Although Spencer had been using the distortions of physique in his paintings to express his emotional response to the figures' attitudes and interaction, The Beatitudes paintings must have seemed to many contemporary viewers almost wilfully ugly. They were certainly not at all popular with some of his older patrons. Indeed Spencer recalled the reaction of Sir Edward Marsh, one of his most influential early supporters, to these paintings: 'It fogged his monocle...he had to keep wiping it and have another go. "Oh Stanley, are people really like that" I said: "What's the matter with them? They are all right aren't they?" "Terrible, terrible, Stanley!" Poor Eddie' (Maurice Collis, op. cit., 1962, p.144).
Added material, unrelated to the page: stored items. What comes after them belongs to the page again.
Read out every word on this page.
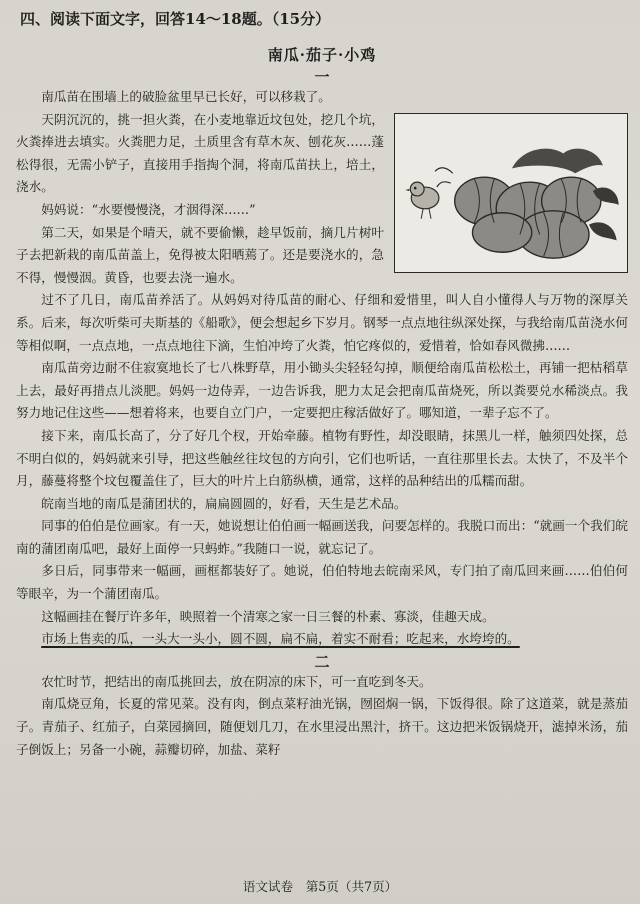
四、阅读下面文字，回答14～18题。（15分）
南瓜·茄子·小鸡
一

南瓜苗在围墙上的破脸盆里早已长好，可以移栽了。

天阴沉沉的，挑一担火粪，在小麦地靠近坟包处，挖几个坑，火粪捧进去填实。火粪肥力足，土质里含有草木灰、刨花灰……蓬松得很，无需小铲子，直接用手指掏个洞，将南瓜苗扶上，培土，浇水。

妈妈说：“水要慢慢浇，才洇得深……”

第二天，如果是个晴天，就不要偷懒，趁早饭前，摘几片树叶子去把新栽的南瓜苗盖上，免得被太阳晒蔫了。还是要浇水的，急不得，慢慢洇。黄昏，也要去浇一遍水。

过不了几日，南瓜苗养活了。从妈妈对待瓜苗的耐心、仔细和爱惜里，叫人自小懂得人与万物的深厚关系。后来，每次听柴可夫斯基的《船歌》，便会想起乡下岁月。钢琴一点点地往纵深处探，与我给南瓜苗浇水何等相似啊，一点点地，一点点地往下滴，生怕冲垮了火粪，怕它疼似的，爱惜着，恰如春风微拂……

南瓜苗旁边耐不住寂寞地长了七八株野草，用小锄头尖轻轻勾掉，顺便给南瓜苗松松土，再铺一把枯稻草上去，最好再措点儿淡肥。妈妈一边侍弄，一边告诉我，肥力太足会把南瓜苗烧死，所以粪要兑水稀淡点。我努力地记住这些——想着将来，也要自立门户，一定要把庄稼活做好了。哪知道，一辈子忘不了。

接下来，南瓜长高了，分了好几个杈，开始牵藤。植物有野性，却没眼睛，抹黑儿一样，触须四处探，总不明白似的，妈妈就来引导，把这些触丝往坟包的方向引，它们也听话，一直往那里长去。太快了，不及半个月，藤蔓将整个坟包覆盖住了，巨大的叶片上白筋纵横，通常，这样的品种结出的瓜糯而甜。

皖南当地的南瓜是蒲团状的，扁扁圆圆的，好看，天生是艺术品。

同事的伯伯是位画家。有一天，她说想让伯伯画一幅画送我，问要怎样的。我脱口而出：“就画一个我们皖南的蒲团南瓜吧，最好上面停一只蚂蚱。”我随口一说，就忘记了。

多日后，同事带来一幅画，画框都装好了。她说，伯伯特地去皖南采风，专门拍了南瓜回来画……伯伯何等眼辛，为一个蒲团南瓜。

这幅画挂在餐厅许多年，映照着一个清寒之家一日三餐的朴素、寡淡，佳趣天成。

市场上售卖的瓜，一头大一头小，圆不圆，扁不扁，着实不耐看；吃起来，水垮垮的。

二

农忙时节，把结出的南瓜挑回去，放在阴凉的床下，可一直吃到冬天。

南瓜烧豆角，长夏的常见菜。没有肉，倒点菜籽油光锅，囫囵焖一锅，下饭得很。除了这道菜，就是蒸茄子。青茄子、红茄子，白菜园摘回，随便划几刀，在水里浸出黑汁，挤干。这边把米饭锅烧开，滤掉米汤，茄子倒饭上；另备一小碗，蒜瓣切碎，加盐、菜籽

语文试卷　第5页（共7页）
The Beatitudes paintings show us the point where Spencer, as Timothy Hyman puts it, 'abruptly changes gear' (Timothy Hyman and Patrick Wright (ed.), Stanley Spencer, Tate Publishing, London 2001, p.27). Here his figures become separated from any need to conform to a pre-determined narrative, they simply express those emotional states for which Spencer sees them as vehicles. In some cases, such as Consciousness (Private Collection), the ugliness of the pair of figures deliberately allows nowhere for the kindly viewer to find sanctuary, every element of their appearance, posture, manner or dress is utterly without anything one could reassure them about. Yet by doing this, by making them so completely outside any sort of 'norm', Spencer is telling us that their relationship has a validity and substance that can outdistance most of our own, based as it is on a pure form of understanding, of consciousness of each other. It was this realisation that human form and emotional content have no actual need to constrain each other in his paintings which released Spencer to the production of some of his most powerful and extraordinary imagery.